I was recently trying to answer a question, when I realised I didn't know how to use a back-reference in a regexp with Spark DataFrames.
For instance, with sed, I could do
> echo 'a1
b22
333' | sed "s/\([0-9][0-9]*\)/;\1/"
a;1
b;22
;333
But with Spark DataFrames I can't:
val df = List("a1","b22","333").toDF("str")
df.show
+---+
|str|
+---+
| a1|
|b22|
|333|
+---+
val res = df .withColumn("repBackRef",regexp_replace('str,"(\\d+)$",";\\1"))
res.show
+---+-----------+
|str|repBackRef|
+---+----------+
| a1| a;1|
|b22| b;1|
|333| ;1|
+---+----------+
Just to make it clear: I don't want the result in this particular case, I would like a solution that would be as generic as back reference in, for instance, sed.

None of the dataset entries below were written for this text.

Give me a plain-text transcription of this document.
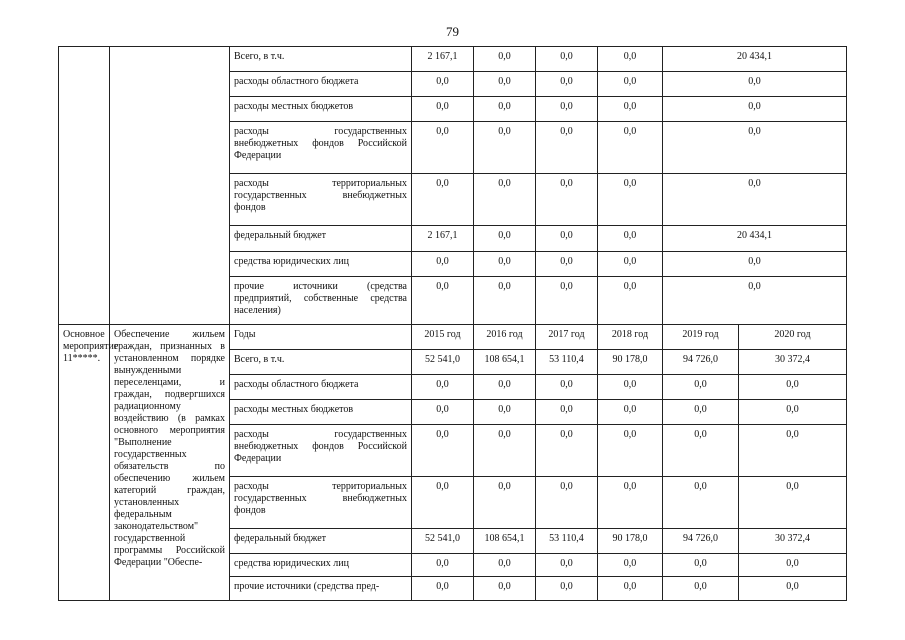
79
		Всего, в т.ч.	2 167,1	0,0	0,0	0,0	20 434,1	
		расходы областного бюджета	0,0	0,0	0,0	0,0	0,0	
		расходы местных бюджетов	0,0	0,0	0,0	0,0	0,0	
		расходы государственных внебюджетных фондов Российской Федерации	0,0	0,0	0,0	0,0	0,0	
		расходы территориальных государственных внебюджетных фондов	0,0	0,0	0,0	0,0	0,0	
		федеральный бюджет	2 167,1	0,0	0,0	0,0	20 434,1	
		средства юридических лиц	0,0	0,0	0,0	0,0	0,0	
		прочие источники (средства предприятий, собственные средства населения)	0,0	0,0	0,0	0,0	0,0	
Основное мероприятие 11*****.	Обеспечение жильем граждан, признанных в установленном порядке вынужденными переселенцами, и граждан, подвергшихся радиационному воздействию (в рамках основного мероприятия "Выполнение государственных обязательств по обеспечению жильем категорий граждан, установленных федеральным законодательством" государственной программы Российской Федерации "Обеспе-	Годы	2015 год	2016 год	2017 год	2018 год	2019 год	2020 год
		Всего, в т.ч.	52 541,0	108 654,1	53 110,4	90 178,0	94 726,0	30 372,4
		расходы областного бюджета	0,0	0,0	0,0	0,0	0,0	0,0
		расходы местных бюджетов	0,0	0,0	0,0	0,0	0,0	0,0
		расходы государственных внебюджетных фондов Российской Федерации	0,0	0,0	0,0	0,0	0,0	0,0
		расходы территориальных государственных внебюджетных фондов	0,0	0,0	0,0	0,0	0,0	0,0
		федеральный бюджет	52 541,0	108 654,1	53 110,4	90 178,0	94 726,0	30 372,4
		средства юридических лиц	0,0	0,0	0,0	0,0	0,0	0,0

		прочие источники (средства пред-	0,0	0,0	0,0	0,0	0,0	0,0
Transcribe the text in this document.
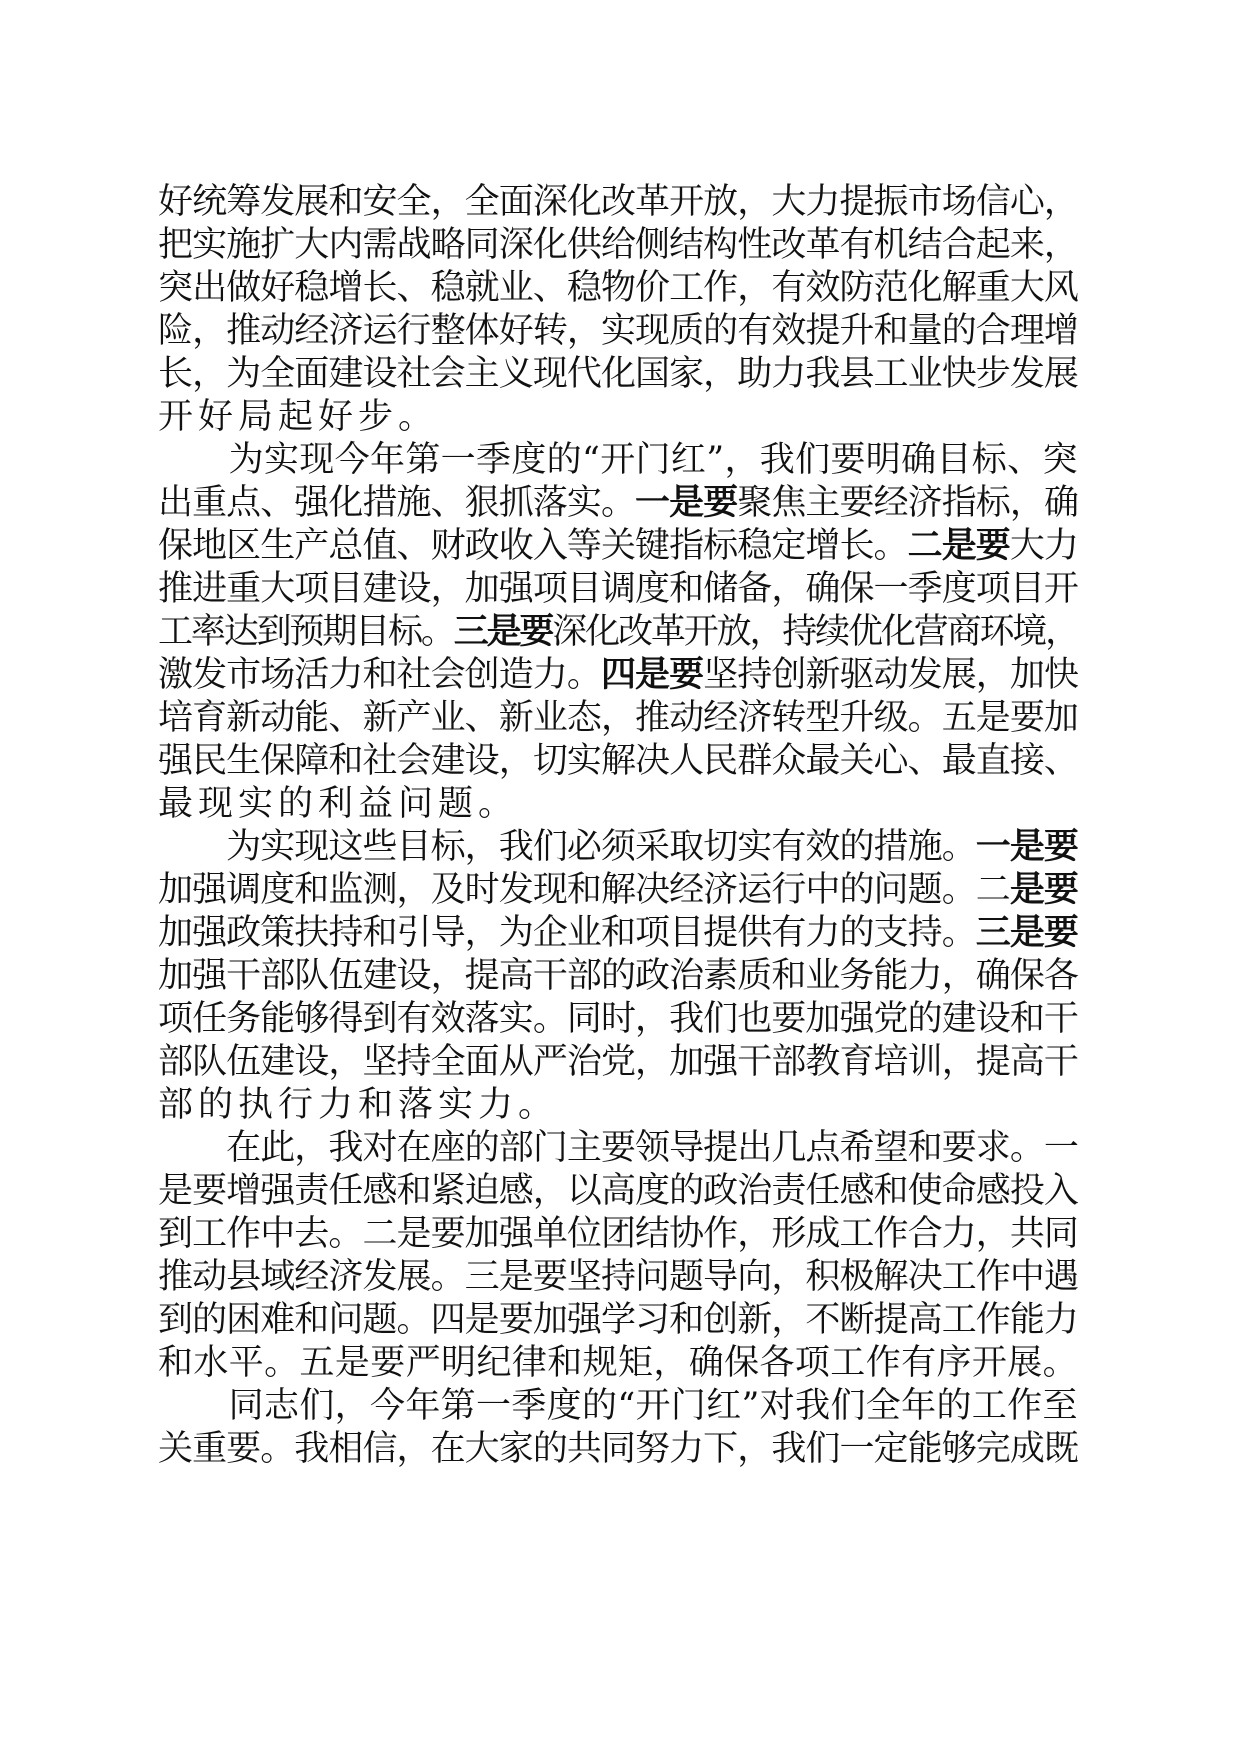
好统筹发展和安全，全面深化改革开放，大力提振市场信心，
把实施扩大内需战略同深化供给侧结构性改革有机结合起来，
突出做好稳增长、稳就业、稳物价工作，有效防范化解重大风
险，推动经济运行整体好转，实现质的有效提升和量的合理增
长，为全面建设社会主义现代化国家，助力我县工业快步发展
开好局起好步。
　　为实现今年第一季度的“开门红”，我们要明确目标、突
出重点、强化措施、狠抓落实。一是要聚焦主要经济指标，确
保地区生产总值、财政收入等关键指标稳定增长。二是要大力
推进重大项目建设，加强项目调度和储备，确保一季度项目开
工率达到预期目标。三是要深化改革开放，持续优化营商环境，
激发市场活力和社会创造力。四是要坚持创新驱动发展，加快
培育新动能、新产业、新业态，推动经济转型升级。五是要加
强民生保障和社会建设，切实解决人民群众最关心、最直接、
最现实的利益问题。
　　为实现这些目标，我们必须采取切实有效的措施。一是要
加强调度和监测，及时发现和解决经济运行中的问题。二是要
加强政策扶持和引导，为企业和项目提供有力的支持。三是要
加强干部队伍建设，提高干部的政治素质和业务能力，确保各
项任务能够得到有效落实。同时，我们也要加强党的建设和干
部队伍建设，坚持全面从严治党，加强干部教育培训，提高干
部的执行力和落实力。
　　在此，我对在座的部门主要领导提出几点希望和要求。一
是要增强责任感和紧迫感，以高度的政治责任感和使命感投入
到工作中去。二是要加强单位团结协作，形成工作合力，共同
推动县域经济发展。三是要坚持问题导向，积极解决工作中遇
到的困难和问题。四是要加强学习和创新，不断提高工作能力
和水平。五是要严明纪律和规矩，确保各项工作有序开展。
　　同志们，今年第一季度的“开门红”对我们全年的工作至
关重要。我相信，在大家的共同努力下，我们一定能够完成既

Note also that using regexp_extract is lacking since it behaves badly when no matching:
val res2 = df
.withColumn("repExtract",regexp_extract('str,"^([A-z])+?(\\d+)$",2))
res2.show
So that you are forced to use one column per pattern to extract as I did in the said answer.
Thanks!
You need to use the $+numeric_ID backreference syntax:
.withColumn("repBackRef",regexp_replace('str,"(\\d+)$",";$1"))
^^